Sarkastis Komunikasi di Ruang Publik (Berkaca Pada Dinamika Sidang Paripurna DPRD Sikka)
Dionisius Ngeta (Warga Masyarakat Sikka, Tinggal Di Nangahure Bukit)
Mendiskusikan persoalan masyarakat bersama mitra pemerintah mestinya elegan dan bermartabat bukan dengan cara melukai hati mitra. Parlemen dan pemerintah adalah mitra sejajar. Karena itu saling menghormati dan menjaga marwah masing-masing sebagai lembaga terhormat adalah keniscayaan. Dan tetap mengedapankan kesantunan, kebenaran, fakta, kejujuran, sportivitas dan keadilan adalah mutlak untuk membangun demokrasi yang bermartabat. Itulah basis rapat dan diskusi tentang permasalahan masyarakat. Bukan kebencian, cibir-cibiran, permusuhan, olok-olokan, umpat-umpatan, kejar-mengejar, saling serang, dll. Politisi dan eksekutif mestinya menjadi agen kebudayaan, bukan sekadar menjadi pemburu siapa yang menang dan adu kekuatan yang mengorbankan peradaban, kehormatan dan kebersamaan.
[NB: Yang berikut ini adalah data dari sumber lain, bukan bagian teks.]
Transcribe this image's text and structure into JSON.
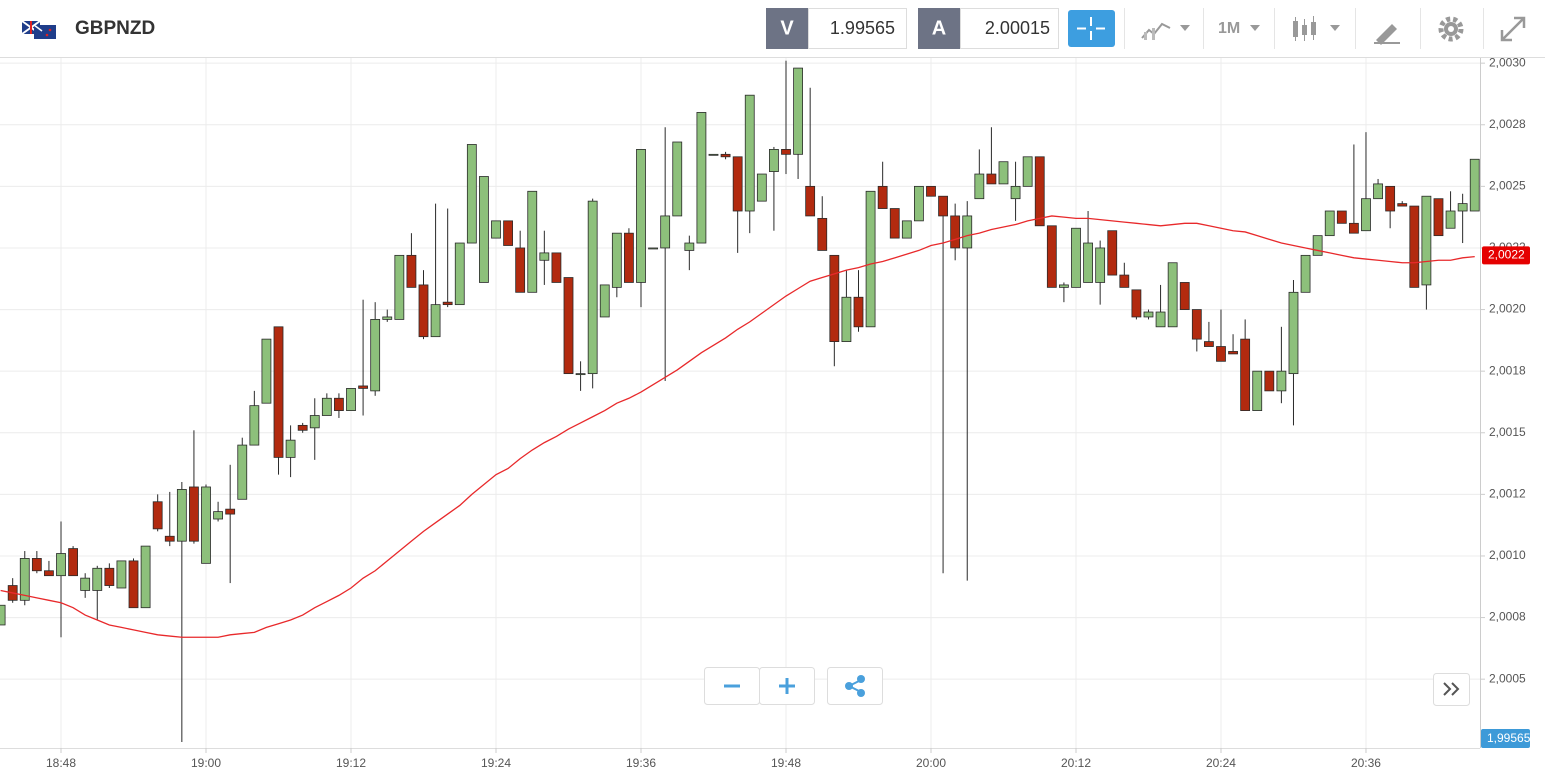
{
  "chart_data": {
    "type": "candlestick",
    "symbol": "GBPNZD",
    "bid_tag": "V",
    "bid": 1.99565,
    "ask_tag": "A",
    "ask": 2.00015,
    "timeframe": "1M",
    "bid_axis_label": "1,99565",
    "last": {
      "value": 2.00222,
      "label": "2,0022"
    },
    "up_color": "#8dc07b",
    "down_color": "#b22a0f",
    "grid": true,
    "ylim": [
      2.000245,
      2.003025
    ],
    "yticks": [
      {
        "value": 2.0005,
        "label": "2,0005"
      },
      {
        "value": 2.00075,
        "label": "2,0008"
      },
      {
        "value": 2.001,
        "label": "2,0010"
      },
      {
        "value": 2.00125,
        "label": "2,0012"
      },
      {
        "value": 2.0015,
        "label": "2,0015"
      },
      {
        "value": 2.00175,
        "label": "2,0018"
      },
      {
        "value": 2.002,
        "label": "2,0020"
      },
      {
        "value": 2.00225,
        "label": "2,0022"
      },
      {
        "value": 2.0025,
        "label": "2,0025"
      },
      {
        "value": 2.00275,
        "label": "2,0028"
      },
      {
        "value": 2.003,
        "label": "2,0030"
      }
    ],
    "categories": [
      null,
      null,
      null,
      null,
      null,
      "18:48",
      null,
      null,
      null,
      null,
      null,
      null,
      null,
      null,
      null,
      null,
      null,
      "19:00",
      null,
      null,
      null,
      null,
      null,
      null,
      null,
      null,
      null,
      null,
      null,
      "19:12",
      null,
      null,
      null,
      null,
      null,
      null,
      null,
      null,
      null,
      null,
      null,
      "19:24",
      null,
      null,
      null,
      null,
      null,
      null,
      null,
      null,
      null,
      null,
      null,
      "19:36",
      null,
      null,
      null,
      null,
      null,
      null,
      null,
      null,
      null,
      null,
      null,
      "19:48",
      null,
      null,
      null,
      null,
      null,
      null,
      null,
      null,
      null,
      null,
      null,
      "20:00",
      null,
      null,
      null,
      null,
      null,
      null,
      null,
      null,
      null,
      null,
      null,
      "20:12",
      null,
      null,
      null,
      null,
      null,
      null,
      null,
      null,
      null,
      null,
      null,
      "20:24",
      null,
      null,
      null,
      null,
      null,
      null,
      null,
      null,
      null,
      null,
      null,
      "20:36",
      null,
      null,
      null,
      null,
      null,
      null,
      null,
      null,
      null
    ],
    "open": [
      2.00072,
      2.00088,
      2.00082,
      2.00099,
      2.00094,
      2.00092,
      2.00103,
      2.00086,
      2.00086,
      2.00095,
      2.00087,
      2.00098,
      2.00079,
      2.00122,
      2.00108,
      2.00106,
      2.00128,
      2.00097,
      2.00115,
      2.00119,
      2.00123,
      2.00145,
      2.00162,
      2.00193,
      2.0014,
      2.00153,
      2.00152,
      2.00157,
      2.00164,
      2.00159,
      2.00169,
      2.00167,
      2.00196,
      2.00196,
      2.00222,
      2.0021,
      2.00189,
      2.00203,
      2.00202,
      2.00227,
      2.00211,
      2.00229,
      2.00236,
      2.00225,
      2.00207,
      2.0022,
      2.00223,
      2.00213,
      2.00174,
      2.00174,
      2.00197,
      2.00209,
      2.00231,
      2.00211,
      2.00225,
      2.00225,
      2.00238,
      2.00224,
      2.00227,
      2.00263,
      2.00263,
      2.00262,
      2.0024,
      2.00244,
      2.00256,
      2.00265,
      2.00263,
      2.0025,
      2.00237,
      2.00222,
      2.00187,
      2.00205,
      2.00193,
      2.0025,
      2.00241,
      2.00229,
      2.00236,
      2.0025,
      2.00246,
      2.00238,
      2.00225,
      2.00245,
      2.00255,
      2.00251,
      2.00245,
      2.0025,
      2.00262,
      2.00234,
      2.00209,
      2.00209,
      2.00211,
      2.00211,
      2.00232,
      2.00214,
      2.00208,
      2.00197,
      2.00193,
      2.00193,
      2.00211,
      2.002,
      2.00187,
      2.00185,
      2.00183,
      2.00188,
      2.00159,
      2.00175,
      2.00167,
      2.00174,
      2.00207,
      2.00222,
      2.0023,
      2.0024,
      2.00235,
      2.00232,
      2.00245,
      2.0025,
      2.00243,
      2.00242,
      2.0021,
      2.00245,
      2.00233,
      2.0024,
      2.0024
    ],
    "high": [
      2.0008,
      2.00091,
      2.00102,
      2.00102,
      2.00098,
      2.00114,
      2.00104,
      2.00093,
      2.00096,
      2.00097,
      2.00098,
      2.00099,
      2.00104,
      2.00125,
      2.00126,
      2.0013,
      2.00151,
      2.00129,
      2.00122,
      2.00137,
      2.00148,
      2.00167,
      2.00188,
      2.00193,
      2.00153,
      2.00154,
      2.00164,
      2.00166,
      2.00166,
      2.00168,
      2.00204,
      2.00203,
      2.002,
      2.00222,
      2.00231,
      2.00216,
      2.00243,
      2.00241,
      2.00227,
      2.00267,
      2.00254,
      2.00236,
      2.00236,
      2.00232,
      2.00248,
      2.00232,
      2.00223,
      2.00213,
      2.00179,
      2.00245,
      2.0021,
      2.00231,
      2.00233,
      2.00265,
      2.00225,
      2.00274,
      2.00268,
      2.0023,
      2.0028,
      2.00263,
      2.00264,
      2.00262,
      2.00287,
      2.00255,
      2.00266,
      2.00301,
      2.00298,
      2.0029,
      2.00246,
      2.00222,
      2.00216,
      2.00216,
      2.00248,
      2.0026,
      2.00241,
      2.00236,
      2.0025,
      2.0025,
      2.00246,
      2.00243,
      2.00244,
      2.00265,
      2.00274,
      2.0026,
      2.0026,
      2.00262,
      2.00262,
      2.00234,
      2.00211,
      2.00233,
      2.0024,
      2.00228,
      2.00232,
      2.00219,
      2.00208,
      2.002,
      2.0021,
      2.00219,
      2.00211,
      2.002,
      2.00195,
      2.002,
      2.0019,
      2.00196,
      2.00175,
      2.00175,
      2.00193,
      2.00212,
      2.00222,
      2.0023,
      2.0024,
      2.0024,
      2.00267,
      2.00272,
      2.00253,
      2.0025,
      2.00244,
      2.00242,
      2.00246,
      2.00245,
      2.00248,
      2.00247,
      2.00261
    ],
    "low": [
      2.00072,
      2.00081,
      2.0008,
      2.00093,
      2.00092,
      2.00067,
      2.00092,
      2.00083,
      2.00074,
      2.00087,
      2.00087,
      2.00079,
      2.00079,
      2.0011,
      2.00104,
      2.000245,
      2.00105,
      2.00097,
      2.00114,
      2.00089,
      2.00123,
      2.00145,
      2.00162,
      2.00133,
      2.00132,
      2.0015,
      2.00139,
      2.00157,
      2.00156,
      2.00159,
      2.00157,
      2.00165,
      2.00195,
      2.00196,
      2.00209,
      2.00188,
      2.00189,
      2.00201,
      2.00202,
      2.00227,
      2.00211,
      2.00229,
      2.00226,
      2.00207,
      2.00207,
      2.0021,
      2.00211,
      2.00174,
      2.00167,
      2.00168,
      2.00197,
      2.00205,
      2.00211,
      2.00201,
      2.00225,
      2.00171,
      2.00238,
      2.00216,
      2.00227,
      2.00263,
      2.00261,
      2.00223,
      2.00231,
      2.00244,
      2.00232,
      2.00255,
      2.00253,
      2.00238,
      2.00224,
      2.00177,
      2.00187,
      2.00191,
      2.00193,
      2.00241,
      2.00229,
      2.00229,
      2.00236,
      2.00246,
      2.00093,
      2.0022,
      2.0009,
      2.00245,
      2.00251,
      2.00251,
      2.00236,
      2.0025,
      2.00234,
      2.00209,
      2.00203,
      2.00209,
      2.00211,
      2.00202,
      2.00214,
      2.00209,
      2.00196,
      2.00196,
      2.00193,
      2.00193,
      2.002,
      2.00183,
      2.00185,
      2.00179,
      2.00182,
      2.00159,
      2.00159,
      2.00167,
      2.00162,
      2.00153,
      2.00207,
      2.00222,
      2.0023,
      2.00235,
      2.00231,
      2.00232,
      2.00245,
      2.00233,
      2.00242,
      2.00209,
      2.002,
      2.0023,
      2.00233,
      2.00227,
      2.0024
    ],
    "close": [
      2.0008,
      2.00082,
      2.00099,
      2.00094,
      2.00092,
      2.00101,
      2.00092,
      2.00091,
      2.00095,
      2.00088,
      2.00098,
      2.00079,
      2.00104,
      2.00111,
      2.00106,
      2.00127,
      2.00106,
      2.00128,
      2.00118,
      2.00117,
      2.00145,
      2.00161,
      2.00188,
      2.0014,
      2.00147,
      2.00151,
      2.00157,
      2.00164,
      2.00159,
      2.00168,
      2.00168,
      2.00196,
      2.00197,
      2.00222,
      2.00209,
      2.00189,
      2.00202,
      2.00202,
      2.00227,
      2.00267,
      2.00254,
      2.00236,
      2.00226,
      2.00207,
      2.00248,
      2.00223,
      2.00211,
      2.00174,
      2.00174,
      2.00244,
      2.0021,
      2.00231,
      2.00211,
      2.00265,
      2.00225,
      2.00238,
      2.00268,
      2.00227,
      2.0028,
      2.00263,
      2.00262,
      2.0024,
      2.00287,
      2.00255,
      2.00265,
      2.00263,
      2.00298,
      2.00238,
      2.00224,
      2.00187,
      2.00205,
      2.00193,
      2.00248,
      2.00241,
      2.00229,
      2.00236,
      2.0025,
      2.00246,
      2.00238,
      2.00225,
      2.00238,
      2.00255,
      2.00251,
      2.0026,
      2.0025,
      2.00262,
      2.00234,
      2.00209,
      2.0021,
      2.00233,
      2.00227,
      2.00225,
      2.00214,
      2.00209,
      2.00197,
      2.00199,
      2.00199,
      2.00219,
      2.002,
      2.00188,
      2.00185,
      2.00179,
      2.00182,
      2.00159,
      2.00175,
      2.00167,
      2.00175,
      2.00207,
      2.00222,
      2.0023,
      2.0024,
      2.00235,
      2.00231,
      2.00245,
      2.00251,
      2.0024,
      2.00242,
      2.00209,
      2.00246,
      2.0023,
      2.0024,
      2.00243,
      2.00261
    ],
    "moving_average": {
      "color": "#e8292b",
      "values": [
        2.00086,
        2.00085,
        2.00084,
        2.00083,
        2.00082,
        2.00081,
        2.00079,
        2.00076,
        2.00074,
        2.00072,
        2.00071,
        2.0007,
        2.00069,
        2.00068,
        2.000675,
        2.00067,
        2.00067,
        2.00067,
        2.00067,
        2.00068,
        2.000685,
        2.00069,
        2.00071,
        2.000725,
        2.00074,
        2.00076,
        2.00079,
        2.000815,
        2.00084,
        2.00087,
        2.00091,
        2.00094,
        2.00098,
        2.00102,
        2.00106,
        2.0011,
        2.001135,
        2.00117,
        2.001205,
        2.00125,
        2.00129,
        2.00133,
        2.001355,
        2.001395,
        2.00143,
        2.00146,
        2.001485,
        2.001515,
        2.00154,
        2.001565,
        2.00159,
        2.00162,
        2.00164,
        2.001665,
        2.001695,
        2.001725,
        2.001755,
        2.00179,
        2.001825,
        2.001855,
        2.001885,
        2.00192,
        2.00195,
        2.001985,
        2.00202,
        2.002055,
        2.002085,
        2.002115,
        2.00213,
        2.002145,
        2.00216,
        2.00217,
        2.002185,
        2.002195,
        2.00221,
        2.002225,
        2.00224,
        2.00226,
        2.00227,
        2.002285,
        2.0023,
        2.00231,
        2.002325,
        2.002335,
        2.002345,
        2.00236,
        2.00237,
        2.00238,
        2.002375,
        2.00237,
        2.00237,
        2.002365,
        2.00236,
        2.002355,
        2.00235,
        2.002345,
        2.00234,
        2.002345,
        2.00235,
        2.00235,
        2.00234,
        2.00233,
        2.00232,
        2.002315,
        2.0023,
        2.002285,
        2.00227,
        2.00226,
        2.00225,
        2.00224,
        2.00223,
        2.00222,
        2.00221,
        2.002205,
        2.0022,
        2.002195,
        2.00219,
        2.00219,
        2.002195,
        2.0022,
        2.0022,
        2.00221,
        2.002215
      ]
    }
  }
}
Hemat saya, perilaku dan tutur kata yang dipertontonkan ke ruang publik tersebut sesungguhnya telah menunjukkan betapa rendahnya kesantunan berbahasa dan etika berbahasa sebagai dewan terhormat. Kesantunan berbahasa diperoleh dari belajar berbahasa, sedangkan etika berbahasa bersumber dari “budi pekerti” dan tingkah laku.